Farmers Nahima Mohamed and Mohamed Eldaher stand in their field near Calgary with their five children: Munzer, 2, Abir, 5, Aisha, 8, Rabih, 7, and Hayel, 1.Photography by Leah Hennel/The Globe and Mail
Nahima Mohamed is pulling green onions out of a garden in the corner of a canola field northeast of Calgary. Mohamed Eldaher, her husband, is a few vegetable rows away, chatting with a stranger about the virtues of the soil.
Their five kids squirrel around, alternating between helping harvest and playing in the rusty trailer the family uses to haul produce. Their hands are stained burgundy from pulling beets, caked with dirt from work and play.
Ms. Mohamed and Mr. Eldaher were vegetable farmers in Syria and are determined to be vegetable farmers in Canada.
They arrived in Calgary about four years ago and, three days into their lives in Canada, started experimenting with growing in their new backyard.
Now, they tend to six acres, have expansion aspirations, and produce enough vegetables to make regular donations to the Calgary Food Bank.
The family relied on community organizations when they first arrived in Canada, before their nameless vegetable business took off. “Now I’m ready to help,” Mr. Eldaher says.
Ms. Mohamed and Mr. Eldaher delivered 317 kilograms of beets and green onions to the food bank after their mid-September picking.
Over the last four years, the family has donated 952 kilograms worth of fresh produce, according to Shawna Ogston, a spokeswoman for the charity.
“We don’t get a lot of fresh donations,” she says, even though fruits and vegetables make up 40 per cent of each hamper the organization assembles. The food bank usually purchases the fresh food, making the family’s gifts particularly valuable.
Calgary Food Bank distributed 6,300 hampers in March, up 6 per cent from the same month in 2019, when economic activity slowed because of the coronavirus. Distributions stabilized at around 4,000 to 5,000 hampers a month over the summer. The food bank handed over 5,300 hampers in September, 2019, and Ms. Ogston suspects this year’s tally will be higher.

Vegetables grown on the farm include fava beans – the crop being harvested at top – as well as beets, zucchinis and bunches of parsley like the one Mr. Edlaher is hoisting.
Mr. Eldaher began posting photos on social media of their backyard stuffed with vegetables about three or four months after the family arrived in Canada.
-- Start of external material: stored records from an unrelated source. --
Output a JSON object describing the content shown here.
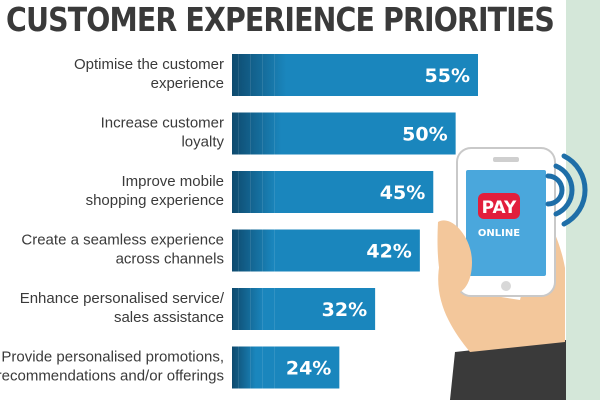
{
  "title": "CUSTOMER EXPERIENCE PRIORITIES",
  "phone": {
    "pay_text": "PAY",
    "online_text": "ONLINE"
  },
  "colors": {
    "bar_dark": "#0e4a6e",
    "bar_light": "#1a86bd",
    "side_panel": "#d4e7d9",
    "phone_screen": "#4aa7dc",
    "pay_button": "#e21e3c",
    "wifi": "#1e6ea8",
    "skin": "#f3c79b",
    "sleeve": "#3a3a3a"
  },
  "chart_data": {
    "type": "bar",
    "orientation": "horizontal",
    "title": "CUSTOMER EXPERIENCE PRIORITIES",
    "categories": [
      [
        "Optimise the customer",
        "experience"
      ],
      [
        "Increase customer",
        "loyalty"
      ],
      [
        "Improve mobile",
        "shopping experience"
      ],
      [
        "Create a seamless experience",
        "across channels"
      ],
      [
        "Enhance personalised service/",
        "sales assistance"
      ],
      [
        "Provide personalised promotions,",
        "recommendations and/or offerings"
      ]
    ],
    "values": [
      55,
      50,
      45,
      42,
      32,
      24
    ],
    "value_labels": [
      "55%",
      "50%",
      "45%",
      "42%",
      "32%",
      "24%"
    ],
    "unit": "%",
    "xlim": [
      0,
      100
    ],
    "grid": false,
    "legend": "none"
  }
}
The pictures spread online and, eventually, local media picked up the story of the Syrian green thumbs.
A Canadian-born landowner, with ties to Lebanon and Syria, then contacted the man who translated for the family in the interviews, offering them a corner of a field provided they donate some of their crop to those in need.
The family had to work the earth to make it suitable for vegetables, rather than grain. Ms. Mohamed and Mr. Eldaher experimented with different plants, adjusting to their new customers' tastes and a different climate. This land, Mr. Eldaher says, is so rich, in part because the growing season is only about four months, compared with eight in their native country. Prairie summers mean more hours of daylight, too. In Syria, they picked zucchinis every three days. In Alberta, zucchinis grow so fast they have to harvest them every day, Mr. Eldaher says.
“Here, it is best,” he says.
The family started small in Canada, with about two acres, and grew each year. Customers come to them, in the field. They bring their kids, who play with the farmers' children -- Aisha, Rabih, Abir, Munzer and Hayel -- while the adults shop. Visitors can pick their own fava beans or have the family gather the goods. Ms. Mohamed and Mr. Eldaher keep thing simple: Most produce costs $5 a kilogram. Parsley is $2 a bunch. Beets are 50 cents.
“This year, it was wonderful,” Mr. Eldaher says, estimating that they grew between 6,800 and 9,100 kilograms of food. The farmers received a permit for a greenhouse last year and hope to expand to seven. “That means big business.”
The farm children – like Munzer, holding an eggplant in the greenhouse, and Aisha and Abir, jumping on a trampoline during the harvest – sometimes play with the children of customers who come to visit.
Sam Nammoura is the co-founder of the Calgary Immigrant Support Society, which was previously known as the Syrian Refugee Support Group, and the translator who connected the family with the landowner. People in their immigrant community doubted Ms. Mohamed and Mr. Eldaher as they focused on starting their business, Mr. Nammoura says. They didn’t take Mr. Eldaher seriously as he raved about the soil’s potential. They thought he was wasting his time in the field when he should have been refining his English skills in the classroom. The family plowed ahead.
“Mohamed loves farming. That’s his passion,” Mr. Nammoura says. “He’s living the dream.”
And while Mr. Eldaher is, for English-speakers, the public face of the business, Mr. Nammoura says Ms. Mohamed deserves equal credit, calling her the driving force behind the project and praising her strong business skills.
“This woman is the reason No. 1 why this project is a success,” he says. “She’s the one who really fine-tuned everything.”